Her planned schedule for one Sunday shows where she stands on the church versus gaming: “If I rise soon enough, St. James’s Church. In the afternoon, to write a defence of Hoyle to Miss Petulant at Bath, who has controverted some of his principles. Lady Brag’s in the evening” And her expenses for the same Sunday, “Lost at card, at Lady Brag’s—47 £ 5 s.” (Adventurer, number 23, January 23, 1753)

“A letter from a lady to Mr. Hoyle, partly complimentary, and partly objugatory,” appearing in the Public Advertiser of April 4, 1763, begins as follows:
“Mr. Hoyle, Permit me, sir, to address you with that reverence and obsequious deportment, which is due to the author of a book more read and studied than the Bible. Permit me to add my congratulations to those of the public on your useful and important treatise, concerning the game of whist. Every little helps (as the old woman said when she did something in the sea) my applause, therefore, will be some little adjunct to your universal fame, that name whose hundred throats are hoarse with your praises, yet who still despairs of doing justice to you merit. For my part, I think it would be no more than your due, to erect a statute to you in every town in this kingdom, because nothing on earth redounds so much to the honour, interest, and happiness of a nation, as its being distinguished for a spirit of gaming; which glorious spirit has been greatly supported and increased by your means. It is very much to be lamented, that gaming is not reckoned one of the cardinal virtues, as it is attended with such admirable consequences.

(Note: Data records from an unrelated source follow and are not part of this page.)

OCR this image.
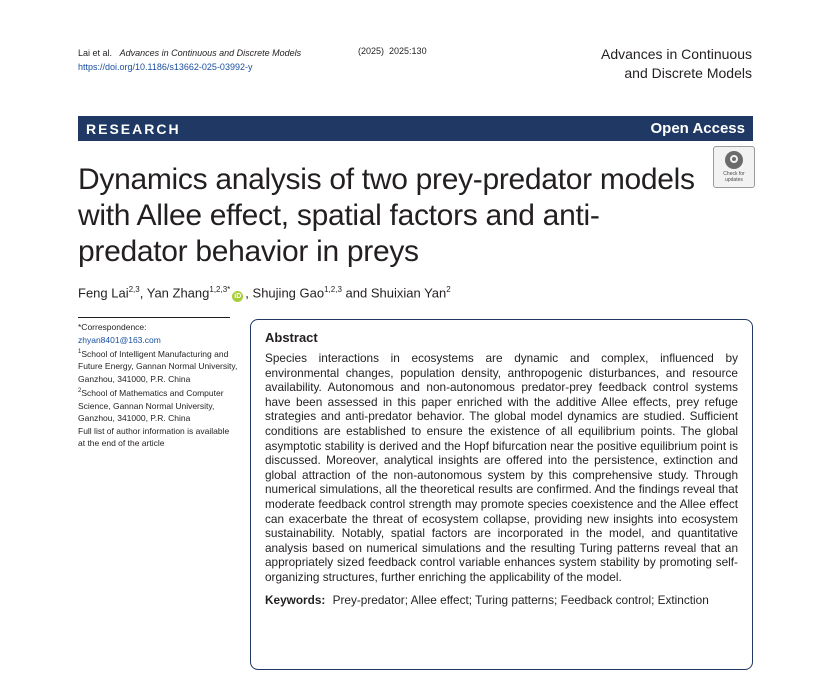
Lai et al. Advances in Continuous and Discrete Models
https://doi.org/10.1186/s13662-025-03992-y
(2025) 2025:130	Advances in Continuous
and Discrete Models
RESEARCH	Open Access
Check for
updates
Dynamics analysis of two prey-predator models with Allee effect, spatial factors and anti-predator behavior in preys
Feng Lai$^{2,3}$, Yan Zhang$^{1,2,3*}$iD , Shujing Gao$^{1,2,3}$ and Shuixian Yan$^2$
*Correspondence:
zhyan8401@163.com
$^1$School of Intelligent Manufacturing and Future Energy, Gannan Normal University, Ganzhou, 341000, P.R. China
$^2$School of Mathematics and Computer Science, Gannan Normal University, Ganzhou, 341000, P.R. China
Full list of author information is available at the end of the article
Abstract
Species interactions in ecosystems are dynamic and complex, influenced by environmental changes, population density, anthropogenic disturbances, and resource availability. Autonomous and non-autonomous predator-prey feedback control systems have been assessed in this paper enriched with the additive Allee effects, prey refuge strategies and anti-predator behavior. The global model dynamics are studied. Sufficient conditions are established to ensure the existence of all equilibrium points. The global asymptotic stability is derived and the Hopf bifurcation near the positive equilibrium point is discussed. Moreover, analytical insights are offered into the persistence, extinction and global attraction of the non-autonomous system by this comprehensive study. Through numerical simulations, all the theoretical results are confirmed. And the findings reveal that moderate feedback control strength may promote species coexistence and the Allee effect can exacerbate the threat of ecosystem collapse, providing new insights into ecosystem sustainability. Notably, spatial factors are incorporated in the model, and quantitative analysis based on numerical simulations and the resulting Turing patterns reveal that an appropriately sized feedback control variable enhances system stability by promoting self-organizing structures, further enriching the applicability of the model.
Keywords: Prey-predator; Allee effect; Turing patterns; Feedback control; Extinction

By gaming a man acquires a noble contempt of money, the soul is enlarged, and totally disentangled from the weakness of humanity, and that pusillanimous concern and tenderness which some people are apt to entertain for their wives, children, and friends.
This is of course the “compliementary” part of the letter, which later goes on to criticize Hoyle for not writing about other popular games.

Inevitably Hoyle was the subject of sermon as well as satire:
“Let every mother who is blessed with children, make it an indispensable point of infusing the most virtuous sentiments, and chaste ideas into them, from their tenderest infancy…How much better, how more commendable, how more consistent would it appear, in Lady this, or Lady that, to instruct her daughters in such important articles as these instead of introducing them into dissolute company, at twelve or thirteen years of age, with Hoyle’s treatise on Whist in their hands, and suffering them to contract at routs, assemblies, and drums, what it is a crime in themselves to practice. (The Occasionalist, Number 13, November 4, 1768).
These snippets are a small portion of mentions of Hoyle during his lifetime; perhaps I shall fill another essay with others. Hoyle is a frequent focus for satire, beginning with The Humors of Whist, discussed here and here. Darker is the suggestion that his whist treatise competes with the Bible for public attention—that Hoyle competes with the church. Of course the suggestion is serious only from the religious, and satiric from the gamesters!

The conclusion is that Hoyle’s writing was extraordinarily popular and these references would have resonated with the contemporary London literary audience.